C’est pourquoi l’AMF exige des cabinets qu’ils conservent la traçabilité d’une transaction afin de savoir qui a fait quoi et qui a dit quoi. «Il va de soi que même si un client doit répondre à une question ponctuelle, [le cabinet] est soumis à son code de déontologie et doit agir avec la compétence qu’il a», a précisé Mélissa Perreault.

Un des intervenants a par ailleurs souligné qu’il est ridicule que des assureurs qui vendent actuellement de l’assurance en ligne puissent bénéficier d’un encadrement réglementaire allégé jusqu’à l’entrée en vigueur du règlement, prévue le 13 juin 2019.

L’AMF est au courant de la situation, a indiqué Isabelle Déry, du Service de la distribution sans représentant et des pratiques professionnelles à l’AMF : «Il ne faut pas oublier que l’Autorité les surveille et a comme mission de voir à la protection du consommateur.»

«S’il y avait un flou [dans l’encadrement réglementaire], il n’y en aura plus le 13 juin 2019», a soutenu Mylène Sabourin.
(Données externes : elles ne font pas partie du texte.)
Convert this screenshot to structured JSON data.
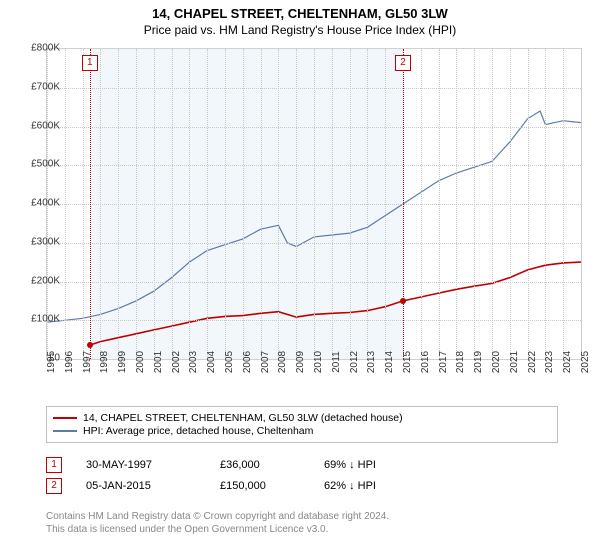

Défis pour les applications mobiles

Le projet de règlement touche la distribution de toutes les formes d’assurances, y compris les contrats de rentes, comme les fonds distincts ou les rentes viagères. Le cadre proposé risque de constituer des défis technologiques, puisqu’il s’appliquera à toutes les technologies, y compris les applications mobiles.

En effet, certains renseignements devront être visibles par le client «en tout temps», même sur un petit écran. Parmi ceux-ci, on note «le moyen de solliciter l’intervention d’un représentant», étant donné que «l’exigence qu’un représentant du cabinet puisse agir en temps utile auprès du client qui en exprime le besoin est un élément clé du cadre de protection des consommateurs».

Les renseignements relatifs à l’identification du cabinet, à la validation de son inscription auprès de l’AMF et à la formulation d’une plainte devront aussi être visibles en tout temps.

L’emploi du terme «visible» dans la réglementation proposée semble volontaire et exclut ainsi la souscription d’assurance par commande vocale. «On n’a pas franchi le pas qui aurait permis toute forme artistique. On considère ainsi mieux protéger le consommateur, a noté Mélissa Perreault. C’est prévu que les renseignements soient visibles et non audibles.»

La séance d’information a par ailleurs permis de constater que le projet de règlement pourrait soulever des enjeux de concurrence entre assureurs. En effet, selon la question d’un intervenant, on comprend que certains assureurs pourraient être réticents à dévoiler la définition de certains avenants exclusifs. Rappelons que le projet de règlement propose que «soit disponible en tout temps un spécimen des polices afférentes aux produits offerts par un cabinet par l’entremise de sa plateforme».